27 Novembre 2023 Borsino

Prossimi ai massimi dell’anno (oltre ai dividendi) 

 

Settimana leggermente negativa (-0,22%) quella conclusa a Piazza Affari come ovvio che ci si dovesse attendere vista la corsa al rialzo delle ultime tre settimane senza colpo ferire. Il MIB40 staziona ad un punto percentuale circa dai massimi dell’anno e considerando che siamo ormai al fotofinish di un anno strepitoso, è abbastanza presumibile che la festa non dovrebbe essere rovinata e i 30.000 dovrebbero essere il target minimo per tante ragioni, prima tra tutte il coronamento di un traguardo storico. A ben vedere dovrebbe corrispondere al massimo storico secondo il conteggio total return, cioè considerando i dividendi elargiti dalle società a maggior capitalizzazione che hanno composto nel tempo il MIB40 (esteso, perchè in origine era MIB30). La grande sfida è ipotizzare quali scenari si prospettano per il prossimo 2024 dato che molti elementi depongono per un ridimensionamento delle quotazioni, specie per la sopravvalutazione dovuta alla moda dell’intelligenza artificiale che vede coinvolti pochi latifondisti del XXI Secolo dominare sulla scena della futuribilità economica mondiale. 

Questo scenario riporta alla memoria quanto successe con la dot.com mania e l’avvento di internet, ma come al solito si possono solo fare supposizioni e probabilmente si tratta di una perdita di tempo come il gioco Shangai, c’è un’interdipendenza delle mosse dei giocatori, le cui conseguenze e gli equilibri sono difficili da pronosticare. Poichè l’entusiasmo e la partecipazione che c’è nell’aria comincia ad essere significativa, la storia insegna che i mercati finanziari anticipano gli eventi economici ed essendo il sistema psicologicamente contro-intuitivo, le probabilità che il meglio sia alle spalle è maggiore rispetto allo scenario di continuazione, fatto salvo che si estremizzi la coda euforica come successe nel primo trimestre del 2000. 
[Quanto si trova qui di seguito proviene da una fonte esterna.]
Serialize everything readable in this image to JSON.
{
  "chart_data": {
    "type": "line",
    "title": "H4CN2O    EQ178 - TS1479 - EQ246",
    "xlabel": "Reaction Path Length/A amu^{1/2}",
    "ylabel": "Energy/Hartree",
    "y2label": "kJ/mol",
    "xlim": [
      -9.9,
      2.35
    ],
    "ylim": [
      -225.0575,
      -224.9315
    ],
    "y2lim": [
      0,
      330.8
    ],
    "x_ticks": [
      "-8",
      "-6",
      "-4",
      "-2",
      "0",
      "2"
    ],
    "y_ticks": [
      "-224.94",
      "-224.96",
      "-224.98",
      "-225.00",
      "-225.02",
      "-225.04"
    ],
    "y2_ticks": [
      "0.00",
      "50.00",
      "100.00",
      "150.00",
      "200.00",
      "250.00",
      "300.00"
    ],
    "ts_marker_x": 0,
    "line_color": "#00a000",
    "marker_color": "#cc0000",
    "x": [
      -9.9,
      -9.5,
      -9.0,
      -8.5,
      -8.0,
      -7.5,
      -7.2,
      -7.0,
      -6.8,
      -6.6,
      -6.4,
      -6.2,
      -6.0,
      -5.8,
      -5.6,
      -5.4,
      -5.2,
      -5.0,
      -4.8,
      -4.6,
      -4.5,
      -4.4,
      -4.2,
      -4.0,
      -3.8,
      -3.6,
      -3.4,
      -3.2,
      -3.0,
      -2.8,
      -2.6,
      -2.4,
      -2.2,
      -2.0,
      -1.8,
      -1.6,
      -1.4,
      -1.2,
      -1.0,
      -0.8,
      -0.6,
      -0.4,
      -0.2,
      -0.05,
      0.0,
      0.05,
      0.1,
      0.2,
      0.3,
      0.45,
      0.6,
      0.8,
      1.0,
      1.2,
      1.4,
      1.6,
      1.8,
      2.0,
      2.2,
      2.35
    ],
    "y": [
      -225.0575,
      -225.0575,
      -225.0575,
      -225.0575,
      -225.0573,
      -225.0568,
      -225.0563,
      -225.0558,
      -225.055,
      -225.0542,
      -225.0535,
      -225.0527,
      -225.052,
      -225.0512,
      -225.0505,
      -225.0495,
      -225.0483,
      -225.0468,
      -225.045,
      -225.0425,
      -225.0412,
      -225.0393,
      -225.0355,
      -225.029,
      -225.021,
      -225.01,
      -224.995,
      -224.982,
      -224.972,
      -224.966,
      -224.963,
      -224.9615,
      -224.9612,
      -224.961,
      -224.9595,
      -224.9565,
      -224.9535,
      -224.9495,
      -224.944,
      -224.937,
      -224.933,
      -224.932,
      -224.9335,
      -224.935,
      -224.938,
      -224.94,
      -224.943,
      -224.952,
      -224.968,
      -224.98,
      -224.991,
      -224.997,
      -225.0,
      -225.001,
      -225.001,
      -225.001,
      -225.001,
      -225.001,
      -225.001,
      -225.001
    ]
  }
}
Sostanzialmente, nella settimana non si sono viste particolari mosse di rilevanza tale da essere analizzate, fatte salve le prese di profitto delle azioni facente parte del settore bancario, con accentuazione di MPS per le dismissioni delle partecipazioni statali comunicate in settimana, peraltro notizia risaputa da tempo. Interessante il continuo miglioramento dei massimi storici da parte del titolo Ferrari che lemme lemme raggiunge la quotazione dei 336 euro, aggiornando i suoi massimi storici, grazie alle prospettive di crescita e reddituali del gioiello emblema mondiale Made in Italy. Schizofrenico l’andamento del petrolio che si muove in su e in giù in continua contraddizione di trend repentini con oscillazioni oltre il 6% nella stessa settimana, mentre l’oro veleggia intorno all’area dei 2.000$  così come l’Euro/$ intorno a 1,094 e il Bitcoin ritesta la resistenza di 38.000$.